Il premier non paga le imprese. Mancano ancora 60 miliardi

A dispetto degli annunci dell'esecutivo, la Pa continua a non onorare i propri debiti Bortolussi (Cgia): "L'Ue impone di saldare entro 60 giorni, la media italiana è 144"

Il premier non paga le imprese. Mancano ancora 60 miliardi

Bruno Vespa è l'unico italiano che aveva diritto a tirare un sospiro di sollievo quando il 21 settembre scorso i debiti della pubblica amministrazione nei confronti dei suoi fornitori non erano stati saldati, come da solenne promessa del premier. Erano già allora un bel gruzzoletto (circa 35 miliardi di euro secondo la Cgia di Mestre). Già, perché il premier Renzi si era esposto stabilendo un patto con il giornalista televisivo nel corso di una puntata di Porta a porta andata in onda il 13 marzo dello scorso anno. «Se entro il 21 settembre, giorno di San Matteo, saldate i debiti - aveva osato Vespa - vado a piedi da Firenze a Monte Senario». I termini dell'accordo li aveva stabiliti proprio l'ex sindaco del capoluogo toscano, da poche settimane divenuto inquilino di Palazzo Chigi. La scommessa, ovviamente, l'ha persa Renzi. E con lui l'Italia intera. E oggi quei debiti si sono gonfiati.

Stando a una stima della Banca d'Italia ammontano a circa 70 miliardi, i soldi che la Pubblica amministrazione deve ai fornitori privati. Depurando da questo importo i dieci miliardi circa che i creditori hanno ceduto pro soluto alle banche, si evince che la nostra Pubblica amministrazione deve saldare ancora 60 miliardi di euro ai propri fornitori. Guarda caso la stessa cifra che il premier, appena insediato, aveva fornito nel corso della sua prima intervista televisiva (fine febbraio 2014 a Ballarò ). In quel caso Renzi aveva detto a Giovanni Floris che erano pronti proprio 60 miliardi per ripianare i debiti (e citò in quel caso l'esempio virtuoso della Spagna).

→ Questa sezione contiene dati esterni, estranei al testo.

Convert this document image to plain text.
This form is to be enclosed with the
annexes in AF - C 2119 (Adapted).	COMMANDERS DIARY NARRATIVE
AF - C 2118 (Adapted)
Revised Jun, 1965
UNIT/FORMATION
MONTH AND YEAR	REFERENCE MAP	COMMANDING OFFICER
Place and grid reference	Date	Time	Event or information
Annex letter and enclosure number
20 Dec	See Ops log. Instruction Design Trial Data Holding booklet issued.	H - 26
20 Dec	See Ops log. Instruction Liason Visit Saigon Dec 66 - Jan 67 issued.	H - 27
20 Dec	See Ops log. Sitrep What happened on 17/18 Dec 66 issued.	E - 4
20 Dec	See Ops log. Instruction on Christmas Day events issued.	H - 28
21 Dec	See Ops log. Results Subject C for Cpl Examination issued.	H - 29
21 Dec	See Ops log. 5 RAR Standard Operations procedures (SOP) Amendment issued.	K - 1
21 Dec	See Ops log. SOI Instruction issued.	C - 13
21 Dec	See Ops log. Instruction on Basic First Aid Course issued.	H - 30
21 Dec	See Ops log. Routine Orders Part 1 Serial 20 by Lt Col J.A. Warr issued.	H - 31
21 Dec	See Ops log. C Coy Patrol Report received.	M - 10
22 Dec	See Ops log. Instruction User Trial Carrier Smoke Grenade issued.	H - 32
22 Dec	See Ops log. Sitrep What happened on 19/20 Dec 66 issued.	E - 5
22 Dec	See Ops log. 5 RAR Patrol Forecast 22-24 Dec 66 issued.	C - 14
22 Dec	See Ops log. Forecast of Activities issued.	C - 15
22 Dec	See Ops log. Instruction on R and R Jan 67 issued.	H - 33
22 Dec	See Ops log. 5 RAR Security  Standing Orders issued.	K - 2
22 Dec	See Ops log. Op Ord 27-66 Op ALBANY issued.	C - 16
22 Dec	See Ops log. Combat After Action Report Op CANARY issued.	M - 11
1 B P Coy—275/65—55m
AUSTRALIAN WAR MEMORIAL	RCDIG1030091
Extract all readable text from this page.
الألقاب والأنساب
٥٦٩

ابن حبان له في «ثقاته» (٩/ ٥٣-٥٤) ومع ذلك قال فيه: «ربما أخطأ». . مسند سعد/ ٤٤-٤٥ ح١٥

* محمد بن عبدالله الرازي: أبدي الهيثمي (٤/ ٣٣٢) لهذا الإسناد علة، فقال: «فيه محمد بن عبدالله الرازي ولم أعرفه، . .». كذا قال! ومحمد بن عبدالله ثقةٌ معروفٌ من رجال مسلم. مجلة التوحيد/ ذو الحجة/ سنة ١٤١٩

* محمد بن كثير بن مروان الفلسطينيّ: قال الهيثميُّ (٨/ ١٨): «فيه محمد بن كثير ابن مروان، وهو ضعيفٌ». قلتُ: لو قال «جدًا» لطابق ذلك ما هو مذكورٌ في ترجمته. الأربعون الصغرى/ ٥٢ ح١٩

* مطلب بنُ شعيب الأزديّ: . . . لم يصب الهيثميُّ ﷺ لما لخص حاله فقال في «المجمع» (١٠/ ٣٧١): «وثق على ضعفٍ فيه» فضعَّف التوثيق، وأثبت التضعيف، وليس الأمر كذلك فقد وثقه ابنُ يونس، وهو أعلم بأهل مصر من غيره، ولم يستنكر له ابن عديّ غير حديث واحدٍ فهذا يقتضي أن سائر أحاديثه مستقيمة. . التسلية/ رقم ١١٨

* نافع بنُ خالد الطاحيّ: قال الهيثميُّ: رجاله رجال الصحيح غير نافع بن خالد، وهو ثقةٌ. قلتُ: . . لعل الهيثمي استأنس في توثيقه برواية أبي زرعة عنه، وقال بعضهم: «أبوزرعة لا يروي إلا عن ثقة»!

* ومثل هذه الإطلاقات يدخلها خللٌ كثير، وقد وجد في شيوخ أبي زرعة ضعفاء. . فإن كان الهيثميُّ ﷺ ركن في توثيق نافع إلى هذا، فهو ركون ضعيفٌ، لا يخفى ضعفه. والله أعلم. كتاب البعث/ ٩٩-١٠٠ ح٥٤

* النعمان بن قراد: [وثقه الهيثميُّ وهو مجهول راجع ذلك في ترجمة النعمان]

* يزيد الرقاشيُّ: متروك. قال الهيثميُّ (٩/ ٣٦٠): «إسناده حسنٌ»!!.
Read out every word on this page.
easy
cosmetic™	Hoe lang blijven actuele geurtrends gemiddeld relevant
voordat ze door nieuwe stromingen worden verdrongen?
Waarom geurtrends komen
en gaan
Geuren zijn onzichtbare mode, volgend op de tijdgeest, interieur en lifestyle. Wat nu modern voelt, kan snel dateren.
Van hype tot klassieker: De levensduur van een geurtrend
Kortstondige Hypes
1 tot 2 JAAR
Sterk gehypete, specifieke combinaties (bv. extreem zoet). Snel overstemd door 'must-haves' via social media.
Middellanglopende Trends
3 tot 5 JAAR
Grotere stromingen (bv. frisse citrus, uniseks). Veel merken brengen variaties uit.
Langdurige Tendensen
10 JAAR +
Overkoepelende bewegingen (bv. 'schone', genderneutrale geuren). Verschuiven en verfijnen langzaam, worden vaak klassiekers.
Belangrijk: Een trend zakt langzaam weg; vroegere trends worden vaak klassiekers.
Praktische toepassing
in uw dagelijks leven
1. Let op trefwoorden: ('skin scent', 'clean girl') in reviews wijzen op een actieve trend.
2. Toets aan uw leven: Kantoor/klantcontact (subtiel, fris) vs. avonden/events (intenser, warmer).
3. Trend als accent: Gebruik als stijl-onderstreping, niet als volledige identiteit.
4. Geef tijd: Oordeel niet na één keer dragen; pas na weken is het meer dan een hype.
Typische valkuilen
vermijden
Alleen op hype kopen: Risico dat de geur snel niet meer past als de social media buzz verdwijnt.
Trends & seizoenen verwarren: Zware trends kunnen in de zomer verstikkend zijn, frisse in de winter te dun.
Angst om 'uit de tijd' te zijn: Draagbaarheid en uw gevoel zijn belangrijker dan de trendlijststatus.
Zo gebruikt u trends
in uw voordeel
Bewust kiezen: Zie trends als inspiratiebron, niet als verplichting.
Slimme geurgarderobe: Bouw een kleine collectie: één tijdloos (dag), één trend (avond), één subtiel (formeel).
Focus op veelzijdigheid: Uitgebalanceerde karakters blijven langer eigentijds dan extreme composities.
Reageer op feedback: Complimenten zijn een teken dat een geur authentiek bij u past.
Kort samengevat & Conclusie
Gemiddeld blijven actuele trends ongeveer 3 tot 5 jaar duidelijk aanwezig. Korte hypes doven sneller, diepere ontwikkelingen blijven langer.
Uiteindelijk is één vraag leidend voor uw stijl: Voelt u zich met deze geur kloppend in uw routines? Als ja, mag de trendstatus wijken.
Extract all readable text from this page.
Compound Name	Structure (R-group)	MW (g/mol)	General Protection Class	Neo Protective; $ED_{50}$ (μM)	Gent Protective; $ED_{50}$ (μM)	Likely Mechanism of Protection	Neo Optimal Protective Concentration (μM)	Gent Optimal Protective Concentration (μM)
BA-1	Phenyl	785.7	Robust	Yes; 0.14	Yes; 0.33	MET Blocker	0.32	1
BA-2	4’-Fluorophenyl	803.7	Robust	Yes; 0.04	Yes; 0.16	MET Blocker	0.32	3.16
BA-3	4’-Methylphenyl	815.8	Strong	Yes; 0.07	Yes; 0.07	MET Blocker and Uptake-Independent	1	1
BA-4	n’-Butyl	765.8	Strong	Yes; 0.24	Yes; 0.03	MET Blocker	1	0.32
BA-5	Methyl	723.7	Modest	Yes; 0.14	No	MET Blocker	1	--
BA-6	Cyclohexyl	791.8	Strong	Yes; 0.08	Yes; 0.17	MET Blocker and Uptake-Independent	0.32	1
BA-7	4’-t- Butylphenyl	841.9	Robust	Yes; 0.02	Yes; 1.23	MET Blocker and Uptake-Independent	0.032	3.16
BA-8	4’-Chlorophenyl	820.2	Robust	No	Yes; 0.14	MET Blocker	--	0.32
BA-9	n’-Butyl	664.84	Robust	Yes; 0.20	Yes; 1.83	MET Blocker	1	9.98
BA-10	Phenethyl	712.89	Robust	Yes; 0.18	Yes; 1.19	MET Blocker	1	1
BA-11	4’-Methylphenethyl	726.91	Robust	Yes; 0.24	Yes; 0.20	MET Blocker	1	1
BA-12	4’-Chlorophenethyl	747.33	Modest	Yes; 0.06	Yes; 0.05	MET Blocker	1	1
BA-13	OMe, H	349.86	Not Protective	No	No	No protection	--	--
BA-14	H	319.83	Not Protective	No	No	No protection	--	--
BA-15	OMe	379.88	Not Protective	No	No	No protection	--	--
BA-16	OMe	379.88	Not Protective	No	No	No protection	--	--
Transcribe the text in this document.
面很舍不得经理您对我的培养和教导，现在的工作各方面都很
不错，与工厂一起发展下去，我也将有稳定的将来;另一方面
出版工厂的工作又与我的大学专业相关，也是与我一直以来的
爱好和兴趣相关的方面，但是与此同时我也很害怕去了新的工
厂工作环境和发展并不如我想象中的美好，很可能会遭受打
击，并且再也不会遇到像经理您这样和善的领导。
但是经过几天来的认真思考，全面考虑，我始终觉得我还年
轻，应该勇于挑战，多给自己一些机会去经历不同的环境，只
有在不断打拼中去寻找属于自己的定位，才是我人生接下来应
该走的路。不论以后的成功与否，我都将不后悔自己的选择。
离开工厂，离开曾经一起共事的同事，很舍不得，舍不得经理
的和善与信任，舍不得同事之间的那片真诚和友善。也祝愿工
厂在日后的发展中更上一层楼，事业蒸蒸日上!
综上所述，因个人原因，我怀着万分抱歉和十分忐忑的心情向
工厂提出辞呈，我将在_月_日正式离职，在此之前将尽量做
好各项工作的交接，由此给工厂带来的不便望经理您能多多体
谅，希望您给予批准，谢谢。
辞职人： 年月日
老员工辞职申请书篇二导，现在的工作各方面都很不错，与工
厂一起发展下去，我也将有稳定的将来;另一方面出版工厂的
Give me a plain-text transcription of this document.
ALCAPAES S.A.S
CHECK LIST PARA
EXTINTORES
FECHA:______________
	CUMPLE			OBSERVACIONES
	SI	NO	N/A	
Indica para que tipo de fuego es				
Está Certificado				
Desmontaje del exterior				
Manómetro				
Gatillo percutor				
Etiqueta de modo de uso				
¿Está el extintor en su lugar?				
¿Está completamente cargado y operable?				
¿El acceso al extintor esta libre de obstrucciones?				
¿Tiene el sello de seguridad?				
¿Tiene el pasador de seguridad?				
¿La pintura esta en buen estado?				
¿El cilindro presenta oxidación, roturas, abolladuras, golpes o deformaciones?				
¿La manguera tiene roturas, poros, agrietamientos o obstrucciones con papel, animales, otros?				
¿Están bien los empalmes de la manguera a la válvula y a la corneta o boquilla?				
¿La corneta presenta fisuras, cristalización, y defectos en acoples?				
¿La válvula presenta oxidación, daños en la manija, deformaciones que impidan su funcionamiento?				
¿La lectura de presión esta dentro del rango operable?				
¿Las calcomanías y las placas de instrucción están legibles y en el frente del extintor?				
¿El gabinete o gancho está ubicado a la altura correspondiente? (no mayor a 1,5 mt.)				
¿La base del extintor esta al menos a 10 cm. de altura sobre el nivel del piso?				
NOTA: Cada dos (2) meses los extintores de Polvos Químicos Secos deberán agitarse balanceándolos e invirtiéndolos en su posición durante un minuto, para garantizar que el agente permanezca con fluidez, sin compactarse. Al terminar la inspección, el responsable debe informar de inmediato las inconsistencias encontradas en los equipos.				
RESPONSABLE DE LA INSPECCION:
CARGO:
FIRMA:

Ma le parole (soprattutto negli studi televisivi) sono una cosa e i dati concreti (fuori dalla ribalta tv) un'altra. Nonostante gli annunci, le promesse e i 56 miliardi di euro messi a disposizione dai governi che si sono succeduti in questi ultimi anni, per il biennio 2013-2014, sottolinea il segretario della Cgia, Giuseppe Bortolussi, «lo stock di debito rimane ancora molto elevato, poiché la nostra Pubblica amministrazione continua a pagare con forte ritardo rispetto a quanto previsto dalla direttiva europea introdotta nel 2013, che impone di pagare entro 30-60 giorni». Infatti, sostengono dalla Cgia, nonostante i tempi di pagamento nell'ultimo anno siano scesi di 21 giorni, secondo Intrum Justitia nel 2015 la nostra Pubblica amministrazione si conferma la peggiore pagatrice d'Europa, visto che salda mediamente i propri fornitori dopo 144 giorni, contro i 34 giorni medi che si registrano nei Paesi dell'Unione europea. Solo per fare qualche esempio, basti ricordare che la Francia salda le proprie fatture dopo 62 giorni, i Paesi Bassi in 32 giorni, la Gran Bretagna in 24 giorni e la Germania in appena 19 giorni. Insomma il premier Renzi non ci fa una gran figura con i colleghi europei. Ma non la fa nemmeno con chi lo ha preceduto a Palazzo Chigi. Tra i suoi predecessori, meglio di lui aveva fatto addirittura Mario Monti, ma anche Enrico Letta nel breve tempo concesso al suo esecutivo era stato incisivo.

Le norme principali con le quali è stato affrontato il problema sono contenute nel decreto legge 35/2013 (durante l'esecutivo di Monti, che ha messo a disposizione circa 40 miliardi di euro per gli anni 2013 e 2014), nel decreto legge 102/2013 (con il quale il governo Letta ha stanziato ulteriori 7,2 miliardi di euro per il 2013), dalla legge di Stabilità 2014 (che ha stanziato altri 500 milioni) e nel decreto legge 66/2014 (questo a opera di Renzi) che ha messo a disposizione una quota aggiuntiva di 9,3 miliardi. Questi provvedimenti hanno anche disposto misure organizzative e procedurali per impedire in futuro nuovo accumulo di debiti arretrati.